2. Cutting the vegetables: Dice the tomatoes, slice the bell pepper into strips, cut the gherkin cucumber into rounds, and slice the radishes thinly. Chop the green onions, making sure to keep the green parts for a more vibrant appearance.
3. Preparing the beans: If using canned beans, rinse them well under cold water to remove excess salt. If opting for cooked beans, ensure they are properly cooked and soft, but not mushy.
4. Mixing the ingredients: In a large bowl, combine all the chopped vegetables with the beans. Add the oil and lemon juice, then season with salt, pepper, and the mix of aromatic spices. Gently toss to combine without crushing the ingredients, but enough to blend the flavors.
5. Serving: The raw vegetable salad with beans is delicious right after preparation, but you can let it sit for 10-15 minutes to allow the flavors to develop. You can serve it as is or as a side dish alongside grilled meat or fish.
Useful Tips:
- Vegetarian option: This salad can be served as a main dish for a vegetarian meal, thanks to the high protein content from the beans.
- Customization: You can add other favorite vegetables, such as grated carrots or cabbage, for added texture. Also, replace sunflower oil with olive oil for a more pronounced taste.

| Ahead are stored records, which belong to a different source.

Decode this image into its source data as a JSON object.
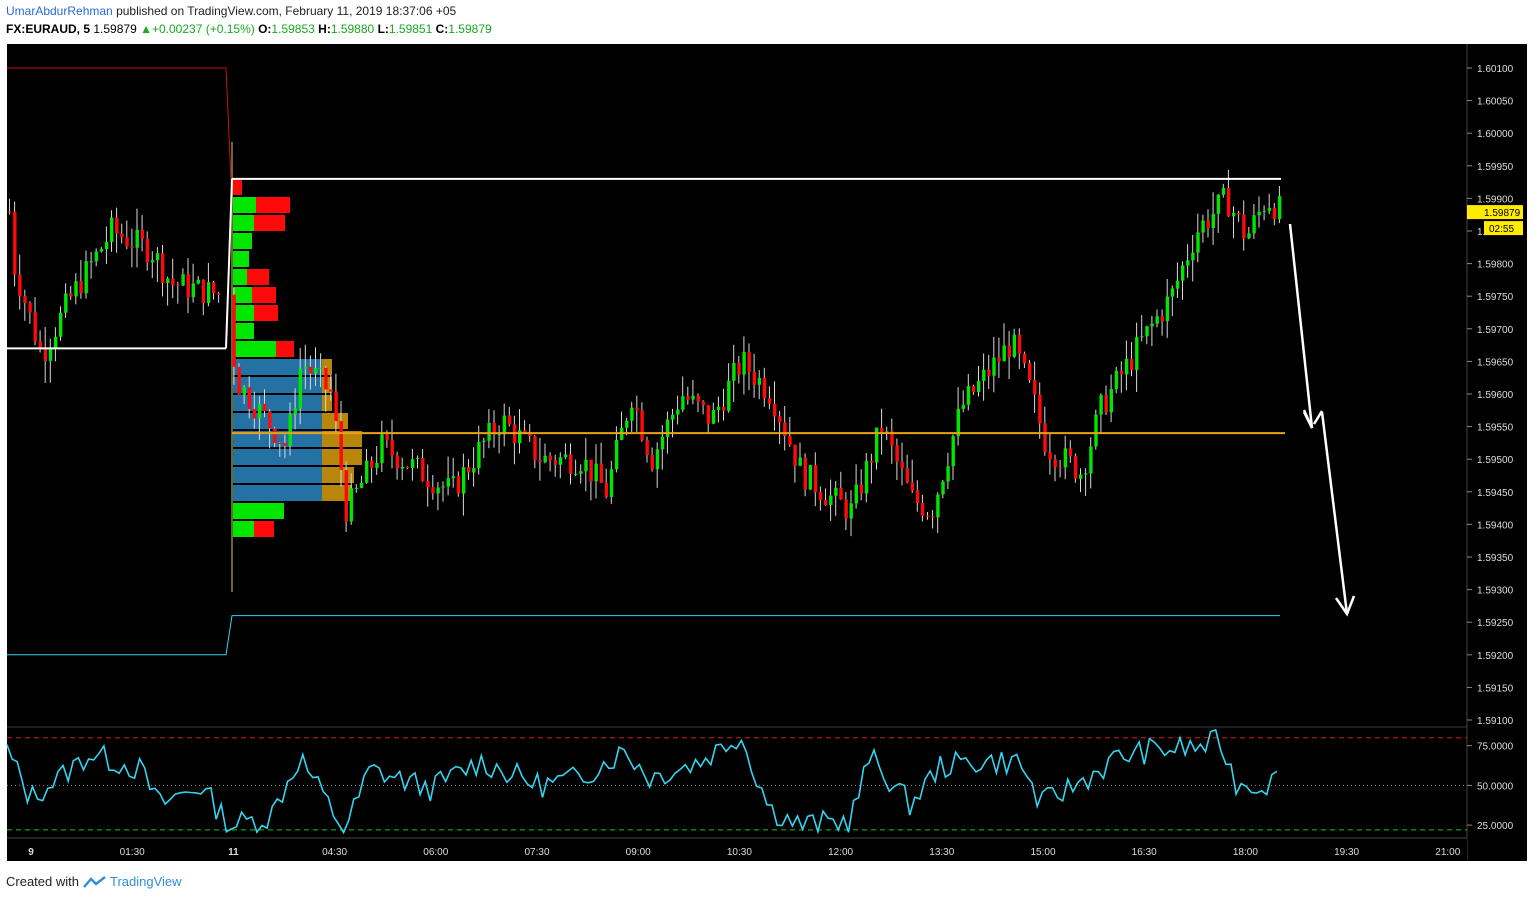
{
  "header": {
    "author": "UmarAbdurRehman",
    "published_text": "published on TradingView.com, February 11, 2019 18:37:06 +05",
    "symbol": "FX:EURAUD, 5",
    "last": "1.59879",
    "change": "+0.00237 (+0.15%)",
    "o_label": "O:",
    "o_value": "1.59853",
    "h_label": "H:",
    "h_value": "1.59880",
    "l_label": "L:",
    "l_value": "1.59851",
    "c_label": "C:",
    "c_value": "1.59879"
  },
  "price_axis": {
    "ticks": [
      "1.60100",
      "1.60050",
      "1.60000",
      "1.59950",
      "1.59900",
      "1.59850",
      "1.59800",
      "1.59750",
      "1.59700",
      "1.59650",
      "1.59600",
      "1.59550",
      "1.59500",
      "1.59450",
      "1.59400",
      "1.59350",
      "1.59300",
      "1.59250",
      "1.59200",
      "1.59150",
      "1.59100"
    ],
    "current_price_tag": "1.59879",
    "countdown_tag": "02:55"
  },
  "oscillator_axis": {
    "ticks": [
      "75.0000",
      "50.0000",
      "25.0000"
    ]
  },
  "time_axis": {
    "labels": [
      "9",
      "01:30",
      "11",
      "04:30",
      "06:00",
      "07:30",
      "09:00",
      "10:30",
      "12:00",
      "13:30",
      "15:00",
      "16:30",
      "18:00",
      "19:30",
      "21:00"
    ]
  },
  "colors": {
    "background": "#000000",
    "bull": "#00e600",
    "bear": "#ff0a0a",
    "poc_line": "#e8a317",
    "value_area": "#2471a3",
    "volume_profile_outside": "#b8860b",
    "oscillator_line": "#35d4f0",
    "lower_band": "#35d4f0",
    "upper_band": "#cc1111",
    "price_tag_bg": "#ffeb00"
  },
  "chart_data": {
    "type": "candlestick",
    "symbol": "FX:EURAUD",
    "interval": "5",
    "ylim": [
      1.5907,
      1.6013
    ],
    "levels": {
      "resistance": 1.5993,
      "pivot_left": 1.5967,
      "poc": 1.5954,
      "support_band": 1.5926,
      "upper_band_left": 1.601,
      "lower_band_left": 1.592
    },
    "oscillator": {
      "ylim": [
        15,
        88
      ],
      "overbought": 80,
      "oversold": 22,
      "mid": 50
    },
    "last_close": 1.59879
  },
  "footer": {
    "created_with": "Created with",
    "brand": "TradingView"
  }
}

- Storing the salad: If you don’t consume it all, the salad can be stored in the refrigerator in an airtight container for 1-2 days, but it’s best to add lemon juice and fresh oil just before serving to keep the vegetables crisp.
Nutritional Benefits:
This salad is not only delicious but also extremely healthy. Tomatoes are rich in lycopene, a powerful antioxidant, while beans provide plant-based protein and fiber, essential for healthy digestion. Cucumbers and radishes add vitamins and minerals, and green onions are an excellent source of antioxidants. One serving has approximately 150-200 calories, depending on the amount of oil added.
Frequently Asked Questions:
- Can I use other types of beans? Yes, you can experiment with white or black beans, each bringing a different taste.
- Is this salad vegan? Absolutely! All the ingredients are plant-based, making it perfect for vegans.
- What other recipes can it be combined with? This salad pairs wonderfully with grilled meats, grilled fish, or even with an omelet for a hearty breakfast.
Conclusion:
The raw vegetable salad with beans is an excellent choice for a healthy and quick meal, suitable for any occasion. Whether you serve it for dinner, as a side dish, or as a light lunch, this salad will bring a splash of color and vitality to your table. Try it today and enjoy the benefits it brings!
Ingredients: 2 ripe tomatoes, 1 bell pepper, 1 cucumber, 2 radishes, 2 green onions, 5 tablespoons of cooked red kidney beans, 1 tablespoon of sunflower or olive oil, a little lemon juice, salt and pepper to taste, aromatic spices.